Basilico is the top Italian photographer of towns, architecture and factory buildings. Dan knew his work, but not the man. They met in Brescia and held productive sessions that enabled them to exchange different points of view. They each took pictures using their own equipment and their own methods. Basilico with his long-vista shots of August bank holiday: few people around, the town virtually empty, large buildings, suburbs, vast views, tall office blocks and supermarkets. Dan Graham, on the other hand, works like an American tourist from the Bronx: automatic camera, spontaneous shots of shop windows and from inside McDonald's.
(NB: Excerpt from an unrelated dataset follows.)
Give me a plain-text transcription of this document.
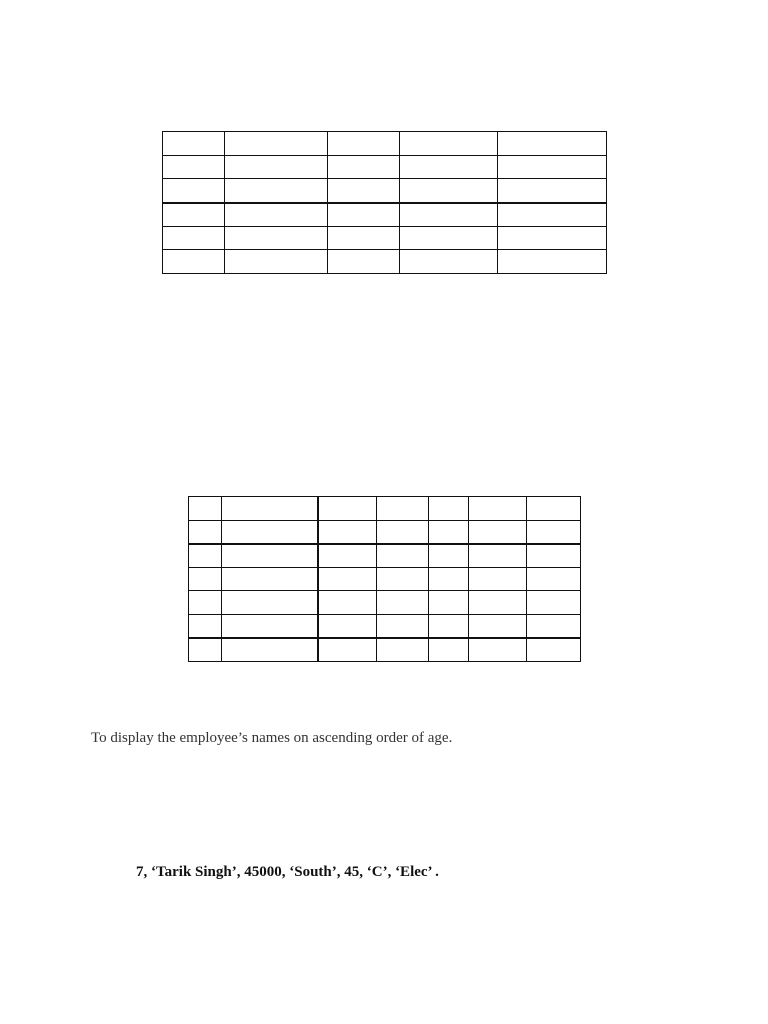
To display the employee’s names on ascending order of age.
7, ‘Tarik Singh’, 45000, ‘South’, 45, ‘C’, ‘Elec’ .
I asked Dan where he got this outlook from, and he said: "The focal point of my pictures of the suburban outskirts of post-war Brescia was undoubtedly influenced by my childhood experience in the suburbs of New York. The landscape of my childhood was shopping centres, the first McDonald's, a few production units and sheds that acted as offices. They were all located in the newly expanding peripheral suburbs, then still with very few highways. I photographed the homes of the working-class to lower middle-class families in both New Jersey and Brescia, whose façades are in imitation neoclassic style, with connotations of false luxury in their decorative detail."
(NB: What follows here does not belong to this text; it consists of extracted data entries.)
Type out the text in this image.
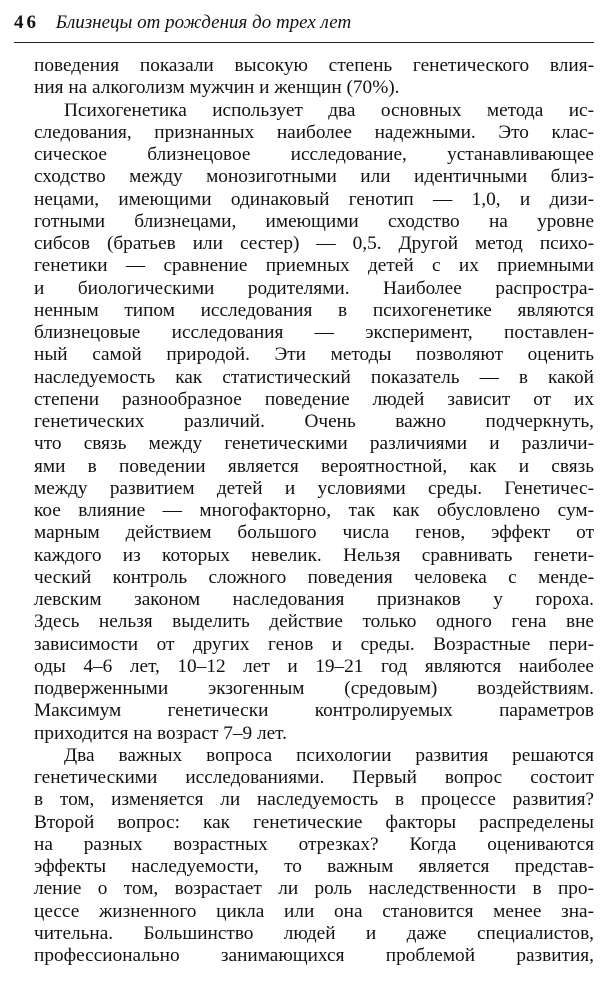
46 Близнецы от рождения до трех лет
поведения показали высокую степень генетического влия-
ния на алкоголизм мужчин и женщин (70%).
Психогенетика использует два основных метода ис-
следования, признанных наиболее надежными. Это клас-
сическое близнецовое исследование, устанавливающее
сходство между монозиготными или идентичными близ-
нецами, имеющими одинаковый генотип — 1,0, и дизи-
готными близнецами, имеющими сходство на уровне
сибсов (братьев или сестер) — 0,5. Другой метод психо-
генетики — сравнение приемных детей с их приемными
и биологическими родителями. Наиболее распростра-
ненным типом исследования в психогенетике являются
близнецовые исследования — эксперимент, поставлен-
ный самой природой. Эти методы позволяют оценить
наследуемость как статистический показатель — в какой
степени разнообразное поведение людей зависит от их
генетических различий. Очень важно подчеркнуть,
что связь между генетическими различиями и различи-
ями в поведении является вероятностной, как и связь
между развитием детей и условиями среды. Генетичес-
кое влияние — многофакторно, так как обусловлено сум-
марным действием большого числа генов, эффект от
каждого из которых невелик. Нельзя сравнивать генети-
ческий контроль сложного поведения человека с менде-
левским законом наследования признаков у гороха.
Здесь нельзя выделить действие только одного гена вне
зависимости от других генов и среды. Возрастные пери-
оды 4–6 лет, 10–12 лет и 19–21 год являются наиболее
подверженными экзогенным (средовым) воздействиям.
Максимум генетически контролируемых параметров
приходится на возраст 7–9 лет.
Два важных вопроса психологии развития решаются
генетическими исследованиями. Первый вопрос состоит
в том, изменяется ли наследуемость в процессе развития?
Второй вопрос: как генетические факторы распределены
на разных возрастных отрезках? Когда оцениваются
эффекты наследуемости, то важным является представ-
ление о том, возрастает ли роль наследственности в про-
цессе жизненного цикла или она становится менее зна-
чительна. Большинство людей и даже специалистов,
профессионально занимающихся проблемой развития,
It was basically an uneven match, a professional photographer against an amateur.
A European eye versus an American one.
An inhabitant of famous town centres and a street kid from the American suburbs.
Two opposing views, which strangely enough, found in Italy and in Brescia a recomposition not in the history of the old city but in its more recent emergence of suburban architecture, middle-class suburbs, non-places.
Images, often details, that stop daily life, not history.
Massimo Minini
The exhibition Dan Graham & Gabriele Basilico. Unidentified Modern City. Globalized Brescia, curated by Maurizio Bortolotti, begins at the Galleria Massimo Minini in Brescia on 2 April and runs until 21 May.